ペットの死骸はゴミか、という問題提起などしないでほしい。愚の骨頂である。
殺人犯が殺した死体を切り刻んでゴミ袋に入れて投棄しても、それは死体であってゴミ
ではないのと同じことだ。犬が猫があるいはその他ヒトに飼われて暮らした動物が
死んだのち、それをゴミと呼べるはずがないではないか。
かたわらで息をしていたことを知っている者にとって、たとえ保健所へ引き取ってもらう
しか方法がない場合とて、生ゴミではないのである。
日本には忠犬物語がいくつかある、といってもすぐに思い浮かぶのがハチ公と南極物語の
タロージロー(だったっけ?)だけだが。感動は語り継がれていたはずではなかったか。
犬はヒトの及ばぬ能力を発揮し、ヒトを導きもし、守りもする。
ふだんはかわいいおもしろいでヒトを癒しているが、実は見えないものを見、
ヒトには聴こえないものを聞くのであるからな。
賢さにおいて犬は偏ったヒトの脳みそを遥かにしのぐし、俊敏な足と鋭い牙まである。
遠い目をしているのが老眼とかぎったことではなく、風に乗った匂いをかぎわけ密かに
堪能していたりするのだ。
根性の曲がったヒトの心を開くのは難しい。その固く閉じた扉を蕩かしてしまうのも犬だ。
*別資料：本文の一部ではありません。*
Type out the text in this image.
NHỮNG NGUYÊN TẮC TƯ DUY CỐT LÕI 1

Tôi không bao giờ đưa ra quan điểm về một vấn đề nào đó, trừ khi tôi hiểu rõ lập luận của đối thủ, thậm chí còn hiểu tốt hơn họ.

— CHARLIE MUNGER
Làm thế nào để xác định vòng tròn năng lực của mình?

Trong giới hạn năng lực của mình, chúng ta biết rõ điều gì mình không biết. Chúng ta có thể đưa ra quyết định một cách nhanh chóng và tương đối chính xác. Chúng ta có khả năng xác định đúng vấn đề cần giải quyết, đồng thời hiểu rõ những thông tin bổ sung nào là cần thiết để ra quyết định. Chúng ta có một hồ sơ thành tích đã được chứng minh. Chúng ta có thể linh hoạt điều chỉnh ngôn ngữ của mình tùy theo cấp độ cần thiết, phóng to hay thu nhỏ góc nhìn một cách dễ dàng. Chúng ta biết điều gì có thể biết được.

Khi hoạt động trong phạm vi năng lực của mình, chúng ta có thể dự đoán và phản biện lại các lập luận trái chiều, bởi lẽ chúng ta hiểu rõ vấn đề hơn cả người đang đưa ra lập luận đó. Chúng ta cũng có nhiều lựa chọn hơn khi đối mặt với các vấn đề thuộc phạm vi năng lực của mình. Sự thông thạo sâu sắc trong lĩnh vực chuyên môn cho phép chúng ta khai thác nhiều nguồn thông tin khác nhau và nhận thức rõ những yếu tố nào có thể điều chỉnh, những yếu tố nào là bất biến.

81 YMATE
なぜなら、彼らは嘘をつかないし策を弄したり裏切ったりしない、まっすぐなのだ。
まっすぐは、神さまに近い証拠なのである。
人づきあいは苦手でも犬ならば心を開いて当然である。
その命が尽きようと、通いあった心と絆を捨てようがないではないか。永遠である。
山桜、数年前に撮ったもの↓。四月末から五月三日位までがいつも見頃だ。
いまはまだ固い蕾、淡い花など想像だにできない顔をしている。